I’m still trying to learn: is my version fine for checking one bit of data? AND gates still just check for two high inputs, whether we are ANDing the entire value or just one bit.

You can check the state of a bit with this:
BIT% = INTEGER% && POW(2,INDEX%)
The use of && here is incorrect, it should be bitwise AND. I'd do it like this:
BIT%=INTEGER% AND (1<<INDEX%)
But since we already know which bit we want, wouldn’t we just want a 1 or 0, rather than a power of 2?
&& only checks that both numbers aren't 0, you need AND to make sure the bits match.
I’m still trying to learn: is my version fine for checking one bit of data? AND gates still just check for two high inputs, whether we are ANDing the entire value or just one bit.
&B10 AND &B01 => 0 &B10 && &B01 => 1 AND is bitwise, && is Boolean. Huge difference. I suggest you toy around with it, read up on it, etc, and if anything is unclear ask away.

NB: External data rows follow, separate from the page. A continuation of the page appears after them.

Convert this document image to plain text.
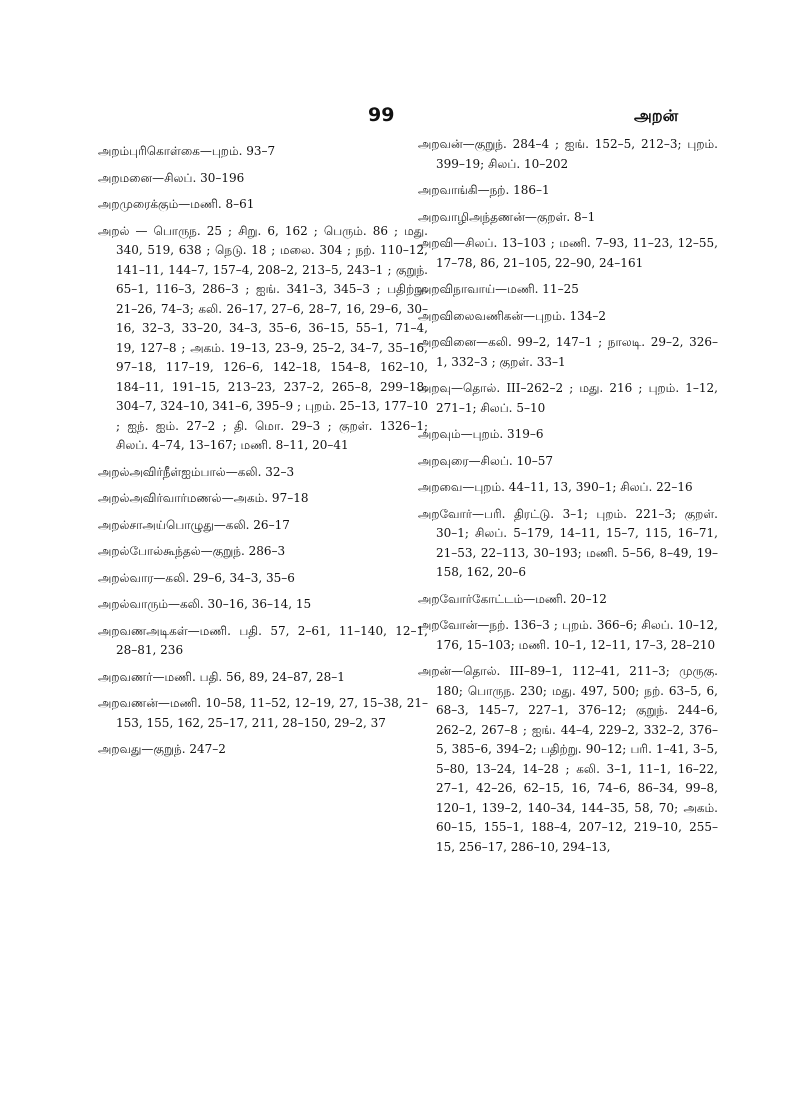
99	அறன்

அறம்புரிகொள்கை—புறம். 93–7

அறமனை—சிலப். 30–196

அறமுரைக்கும்—மணி. 8–61

அறல் — பொருந. 25 ; சிறு. 6, 162 ; பெரும். 86 ; மது. 340, 519, 638 ; நெடு. 18 ; மலை. 304 ; நற். 110–12, 141–11, 144–7, 157–4, 208–2, 213–5, 243–1 ; குறுந். 65–1, 116–3, 286–3 ; ஐங். 341–3, 345–3 ; பதிற்று. 21–26, 74–3; கலி. 26–17, 27–6, 28–7, 16, 29–6, 30–16, 32–3, 33–20, 34–3, 35–6, 36–15, 55–1, 71–4, 19, 127–8 ; அகம். 19–13, 23–9, 25–2, 34–7, 35–16, 97–18, 117–19, 126–6, 142–18, 154–8, 162–10, 184–11, 191–15, 213–23, 237–2, 265–8, 299–18, 304–7, 324–10, 341–6, 395–9 ; புறம். 25–13, 177–10 ; ஐந். ஐம். 27–2 ; தி. மொ. 29–3 ; குறள். 1326–1; சிலப். 4–74, 13–167; மணி. 8–11, 20–41

அறல்அவிர்நீள்ஐம்பால்—கலி. 32–3

அறல்அவிர்வார்மணல்—அகம். 97–18

அறல்சாஅய்பொழுது—கலி. 26–17

அறல்போல்கூந்தல்—குறுந். 286–3

அறல்வார—கலி. 29–6, 34–3, 35–6

அறல்வாரும்—கலி. 30–16, 36–14, 15

அறவணஅடிகள்—மணி. பதி. 57, 2–61, 11–140, 12–1, 28–81, 236

அறவணர்—மணி. பதி. 56, 89, 24–87, 28–1

அறவணன்—மணி. 10–58, 11–52, 12–19, 27, 15–38, 21–153, 155, 162, 25–17, 211, 28–150, 29–2, 37

அறவது—குறுந். 247–2

அறவன்—குறுந். 284–4 ; ஐங். 152–5, 212–3; புறம். 399–19; சிலப். 10–202

அறவாங்கி—நற். 186–1

அறவாழிஅந்தணன்—குறள். 8–1

அறவி—சிலப். 13–103 ; மணி. 7–93, 11–23, 12–55, 17–78, 86, 21–105, 22–90, 24–161

அறவிநாவாய்—மணி. 11–25

அறவிலைவணிகன்—புறம். 134–2

அறவினை—கலி. 99–2, 147–1 ; நாலடி. 29–2, 326–1, 332–3 ; குறள். 33–1

அறவு—தொல். III–262–2 ; மது. 216 ; புறம். 1–12, 271–1; சிலப். 5–10

அறவும்—புறம். 319–6

அறவுரை—சிலப். 10–57

அறவை—புறம். 44–11, 13, 390–1; சிலப். 22–16

அறவோர்—பரி. திரட்டு. 3–1; புறம். 221–3; குறள். 30–1; சிலப். 5–179, 14–11, 15–7, 115, 16–71, 21–53, 22–113, 30–193; மணி. 5–56, 8–49, 19–158, 162, 20–6

அறவோர்கோட்டம்—மணி. 20–12

அறவோன்—நற். 136–3 ; புறம். 366–6; சிலப். 10–12, 176, 15–103; மணி. 10–1, 12–11, 17–3, 28–210

அறன்—தொல். III–89–1, 112–41, 211–3; முருகு. 180; பொருந. 230; மது. 497, 500; நற். 63–5, 6, 68–3, 145–7, 227–1, 376–12; குறுந். 244–6, 262–2, 267–8 ; ஐங். 44–4, 229–2, 332–2, 376–5, 385–6, 394–2; பதிற்று. 90–12; பரி. 1–41, 3–5, 5–80, 13–24, 14–28 ; கலி. 3–1, 11–1, 16–22, 27–1, 42–26, 62–15, 16, 74–6, 86–34, 99–8, 120–1, 139–2, 140–34, 144–35, 58, 70; அகம். 60–15, 155–1, 188–4, 207–12, 219–10, 255–15, 256–17, 286–10, 294–13,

You can check the state of a bit with this:
BIT% = INTEGER% && POW(2,INDEX%)
The use of && here is incorrect, it should be bitwise AND. I'd do it like this:
BIT%=INTEGER% AND (1<<INDEX%)
But since we already know which bit we want, wouldn’t we just want a 1 or 0, rather than a power of 2?
&& only checks that both numbers aren't 0, you need AND to make sure the bits match.
I’m still trying to learn: is my version fine for checking one bit of data? AND gates still just check for two high inputs, whether we are ANDing the entire value or just one bit.
&B10 AND &B01 => 0 &B10 && &B01 => 1 AND is bitwise, && is Boolean. Huge difference. I suggest you toy around with it, read up on it, etc, and if anything is unclear ask away.
Ahhh, my bad. I sure will be fiddling around with them. Thanks for the explaination!

I'm moving this to Programming Questions because the bug is just a rounding error, and most of the discussion is about alternative methods, not the "bug" itself.